The truth about writing is that you can do it in just about anything. Pencil on paper. A plain text editor. A bespoke writing app. Most of the choices come down to personal preference and workflow.
For me and my personal preferences there’s definitely a sweet spot between simplicity and having loads of nifty features. The needle is pointed firmly in the direction of simplicity. Highland 2 is a markdown editor, which in itself helps to keep things on the simple side. (When you’re writing fiction you need almost no formatting.)
The main difference between simple text editors and bespoke writing apps, is that dedicated writing apps tend to include some form of document management. This usually means a navigation sidebar. Highland 2 also has an ‘includes’ feature, which can be used to join multiple files (chapters) together into a single document. It’s nice but I’m not sure if it’s a game changer.
Scrivener, for example, builds the ‘separate files’ into a single file and shows them in the sidebar. It’s Scrivener’s most useful feature. Ulysses offers much the same thing with it’s ‘sheets’ feature.
In DBC Pierre’s great book about writing literary fiction, Release the Bats: Writing Your Way Out Of It, he gives some truly wonderful tips about writing a novel. One of my favourite pieces of advice is comically simple. On your computer, create a folder with the name of a novel as its title and use a separate file for each chapter. When you’re done, copy the chapters together. In terms of document management it’s really that simple.

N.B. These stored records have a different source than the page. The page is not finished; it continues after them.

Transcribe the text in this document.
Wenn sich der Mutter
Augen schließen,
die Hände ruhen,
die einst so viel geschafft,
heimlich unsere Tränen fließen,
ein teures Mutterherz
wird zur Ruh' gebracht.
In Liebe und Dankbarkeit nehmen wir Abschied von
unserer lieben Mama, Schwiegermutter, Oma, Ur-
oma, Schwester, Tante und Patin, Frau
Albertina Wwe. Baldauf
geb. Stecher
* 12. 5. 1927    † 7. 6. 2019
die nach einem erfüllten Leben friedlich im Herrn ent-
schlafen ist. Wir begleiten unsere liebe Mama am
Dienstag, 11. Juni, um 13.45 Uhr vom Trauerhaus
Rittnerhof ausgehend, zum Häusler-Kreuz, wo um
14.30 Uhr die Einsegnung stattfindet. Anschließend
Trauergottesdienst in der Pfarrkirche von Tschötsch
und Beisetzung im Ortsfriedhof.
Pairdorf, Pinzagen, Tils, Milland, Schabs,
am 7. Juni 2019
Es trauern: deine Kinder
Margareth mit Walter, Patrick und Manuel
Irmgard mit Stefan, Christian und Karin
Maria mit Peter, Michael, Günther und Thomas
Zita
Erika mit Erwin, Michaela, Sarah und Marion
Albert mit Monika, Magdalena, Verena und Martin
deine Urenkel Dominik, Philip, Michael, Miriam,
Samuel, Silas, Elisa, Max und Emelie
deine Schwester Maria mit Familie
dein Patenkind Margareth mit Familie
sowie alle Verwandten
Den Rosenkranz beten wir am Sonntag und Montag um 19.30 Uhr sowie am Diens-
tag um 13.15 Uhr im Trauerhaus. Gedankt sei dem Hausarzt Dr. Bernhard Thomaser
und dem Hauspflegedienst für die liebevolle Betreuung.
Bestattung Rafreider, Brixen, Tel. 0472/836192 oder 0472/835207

In other apps like iA Writer you have to resort to the traditional method that DBC Pierre mentions. Use folders with a separate file for each chapter. On a side note, if you’re using iA Writer, Byword or another text editor that doesn’t offer extensive document management, it’s actually pretty straightforward to merge multiple .txt files using BBEdit.)
The other option is to stick with a single file when writing a novel and use something like Word’s outline view. A lot of this comes down to personal preference.
Highland 2 offers a nice balance of personal customisation while never feeling over-complicated. It includes some interesting features. The question is, does it solve any problems that a simple text editor (and plain text files) or a word processor like Microsoft Word can’t already handle?